Questo è un racconto che ho ritrovato, in tempi piuttosto recenti, abbandonato in un vecchio floppy-disk (sì, ne posseggo ancora!)… devo ammettere che rileggerlo mi ha provocato grandi emozioni.
L’altra me
Dov’è finita quell’altra me, quella che scriveva frasi tanto romantiche sul diario, quella che si fidava del prossimo tanto da aprire completamente il suo cuore, quella che aveva tante speranze ed altrettante certezze, che credeva nell’amore, nella bontà della gente, nel futuro?
Forse l’ho perduta crescendo, naturalmente, come accade a tutti, perché la vita porta inevitabilmente a fare i conti con una realtà ben diversa da quella che ci si immagina da piccoli. Ma è poi un percorso così naturale, così scontato e necessario? Si deve per forza abbandonare l’ingenuità ed il candore per diventare adulti forti, concreti e razionali? No, non credo che sia indispensabile diventare così cinici e disincantati come sono io ora, né, tantomeno, che tutto ciò derivi solo dal fatto di essere cresciuta.
E allora dov’è che l’ho persa, quell’altra me stessa, chi se l’è portata via?
Forse si è allontanata in un giorno di festa, quando mi sono lasciata comprare da una parvenza di affetto di cui avevo tanto bisogno. Forse ha provato il mio stesso ribrezzo, quando ha avuto la sensazione che mi fossi svenduta, come se dovessi ricompensare chi era interessato a me concedendomi, come se fosse l’unico modo per evitare che il suo interesse finisse, ed ha deciso di abbandonarmi. O almeno una parte di lei, quella più romantica, che credeva nei lieto fine, che credeva che un uomo non potesse dire cose che in realtà non sentiva solo per ottenere ciò che voleva, che non riusciva ad accettare l’idea del sesso senza l’amore.
O forse quello è stato solo l’inizio ed ha deciso di andarsene dopo che di uomini incapaci di manifestare sinceramente le loro intenzioni sin dall’inizio, ma che avevano bisogno di mascherarle con sentimenti e promesse, incuranti di portarsela via per sempre, ne ho incontrati altri, che hanno trovato lei via via più distante e me sempre più corazzata.
Forse, invece, loro non c’entrano affatto, ed è scappata via a gambe levate davanti alla sofferenza, davanti alla morte, al primo grande dolore per cui realmente non ci fosse un rimedio, per non sentire più quel vuoto insopportabile che seguiva me in ogni istante.

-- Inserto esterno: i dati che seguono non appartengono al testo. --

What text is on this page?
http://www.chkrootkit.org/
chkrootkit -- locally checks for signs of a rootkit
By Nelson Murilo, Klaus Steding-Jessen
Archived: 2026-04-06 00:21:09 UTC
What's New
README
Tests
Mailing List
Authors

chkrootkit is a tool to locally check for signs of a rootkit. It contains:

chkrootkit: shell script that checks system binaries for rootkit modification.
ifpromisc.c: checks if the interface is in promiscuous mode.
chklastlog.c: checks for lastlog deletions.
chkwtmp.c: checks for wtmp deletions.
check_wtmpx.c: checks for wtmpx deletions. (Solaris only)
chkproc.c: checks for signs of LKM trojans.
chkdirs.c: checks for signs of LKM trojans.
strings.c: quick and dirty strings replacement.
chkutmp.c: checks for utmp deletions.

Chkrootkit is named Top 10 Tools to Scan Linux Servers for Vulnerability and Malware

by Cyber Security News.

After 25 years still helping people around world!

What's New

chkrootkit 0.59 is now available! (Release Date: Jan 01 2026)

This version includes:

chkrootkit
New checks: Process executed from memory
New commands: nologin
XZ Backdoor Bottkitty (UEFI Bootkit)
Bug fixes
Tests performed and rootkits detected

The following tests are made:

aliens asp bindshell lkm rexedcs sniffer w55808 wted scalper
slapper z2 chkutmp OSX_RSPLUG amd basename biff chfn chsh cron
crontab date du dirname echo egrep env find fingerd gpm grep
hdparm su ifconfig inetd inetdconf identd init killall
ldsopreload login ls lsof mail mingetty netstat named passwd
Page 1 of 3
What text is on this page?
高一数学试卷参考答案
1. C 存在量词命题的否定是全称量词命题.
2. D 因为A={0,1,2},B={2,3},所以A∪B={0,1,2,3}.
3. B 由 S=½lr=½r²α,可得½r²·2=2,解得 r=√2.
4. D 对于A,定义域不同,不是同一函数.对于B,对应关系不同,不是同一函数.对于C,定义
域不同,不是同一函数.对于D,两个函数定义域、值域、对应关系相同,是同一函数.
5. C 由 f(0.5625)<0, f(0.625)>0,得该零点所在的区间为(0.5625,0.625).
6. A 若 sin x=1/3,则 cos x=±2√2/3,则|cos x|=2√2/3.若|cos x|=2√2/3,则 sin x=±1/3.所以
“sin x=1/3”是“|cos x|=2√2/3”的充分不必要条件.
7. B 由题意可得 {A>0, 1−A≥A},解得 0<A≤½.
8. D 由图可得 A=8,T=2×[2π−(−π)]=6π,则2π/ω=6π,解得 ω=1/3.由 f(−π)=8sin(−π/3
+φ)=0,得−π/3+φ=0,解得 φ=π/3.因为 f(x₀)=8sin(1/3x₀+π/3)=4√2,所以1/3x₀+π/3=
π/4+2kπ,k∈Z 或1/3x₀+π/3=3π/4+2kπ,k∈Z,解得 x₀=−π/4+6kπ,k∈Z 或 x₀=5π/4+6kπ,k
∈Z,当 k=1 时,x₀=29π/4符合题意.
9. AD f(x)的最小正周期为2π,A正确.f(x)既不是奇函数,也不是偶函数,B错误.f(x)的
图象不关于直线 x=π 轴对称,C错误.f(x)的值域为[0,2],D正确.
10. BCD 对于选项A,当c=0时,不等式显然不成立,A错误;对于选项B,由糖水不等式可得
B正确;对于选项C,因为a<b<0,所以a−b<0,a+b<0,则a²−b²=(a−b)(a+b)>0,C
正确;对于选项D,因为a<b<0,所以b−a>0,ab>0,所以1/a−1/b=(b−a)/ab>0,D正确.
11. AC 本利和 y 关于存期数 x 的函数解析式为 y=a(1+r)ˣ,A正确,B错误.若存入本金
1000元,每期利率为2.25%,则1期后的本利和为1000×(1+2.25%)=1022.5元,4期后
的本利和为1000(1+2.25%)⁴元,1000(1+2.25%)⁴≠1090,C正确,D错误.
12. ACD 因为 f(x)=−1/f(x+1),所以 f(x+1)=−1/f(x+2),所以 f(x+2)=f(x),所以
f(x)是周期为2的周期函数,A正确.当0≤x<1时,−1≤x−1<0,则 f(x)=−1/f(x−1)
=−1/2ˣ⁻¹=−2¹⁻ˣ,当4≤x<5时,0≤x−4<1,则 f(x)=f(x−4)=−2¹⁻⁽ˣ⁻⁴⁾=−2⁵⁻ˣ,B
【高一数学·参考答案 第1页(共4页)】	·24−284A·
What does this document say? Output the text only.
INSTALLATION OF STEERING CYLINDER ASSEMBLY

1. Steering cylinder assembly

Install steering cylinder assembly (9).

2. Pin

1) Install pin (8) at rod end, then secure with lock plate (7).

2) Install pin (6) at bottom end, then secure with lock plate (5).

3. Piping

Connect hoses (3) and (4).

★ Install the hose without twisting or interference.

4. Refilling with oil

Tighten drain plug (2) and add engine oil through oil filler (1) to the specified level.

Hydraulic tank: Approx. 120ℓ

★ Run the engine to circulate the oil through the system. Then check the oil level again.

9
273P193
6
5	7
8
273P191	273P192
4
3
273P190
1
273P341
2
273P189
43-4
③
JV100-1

Sicuramente l’ha fatto la parte di lei più speranzosa, quella che credeva in un futuro sereno e pieno di certezze, quella che non aveva mai pensato seriamente alla fragilità umana ed all’incertezza ineluttabile della vita, che credeva ci fosse ancora tanto tempo, per tutto.
O magari, anche allora si è solo un po’ allontanata, per medicarsi delle ferite troppo profonde, ma è sparita definitivamente quando quella sofferenza si è ripetuta di nuovo e a così poca distanza di tempo, lasciandomi stavolta più fragile e spaventata, convinta che fosse meglio una vita di arida solitudine o di rapporti esclusivamente superficiali, pur di non dover provare più quel dolore sordo ed incancellabile.
O forse è cominciato molto prima, forse da sempre meditava di abbandonarmi, da quel primo grande tradimento, quando io ero piccola e chi avrebbe dovuto proteggermi aveva invece preferito non credere alle mie parole ed alle mie richieste di aiuto per non doversi mettere in discussione, per non doversi confrontare col dubbio di aver sbagliato tutto. No, quello non l’aveva fatta allontanare; allora aveva sicuramente creduto che fosse solo un brutto episodio a cui il tempo avrebbe rimediato ed era restata, lasciando intatta la mia fiducia nel prossimo e nel futuro. Peccato, però, che il tempo rimedi solo in minima parte e rimargini solo in modo sommario le ferite.
In realtà, forse è davvero solo lo svolgere naturale della vita che porta a perdere o intaccare la parte più pura ed ingenua di noi, perché non sarebbe possibile, altrimenti, difenderci dagli avvenimenti e sopravvivere. Ma se è realmente così, perché ho la sensazione di aver perduto per sempre qualcosa di prezioso ed insostituibile e non di essermi liberata da qualcosa che mi limitava e rendeva eccessivamente vulnerabile?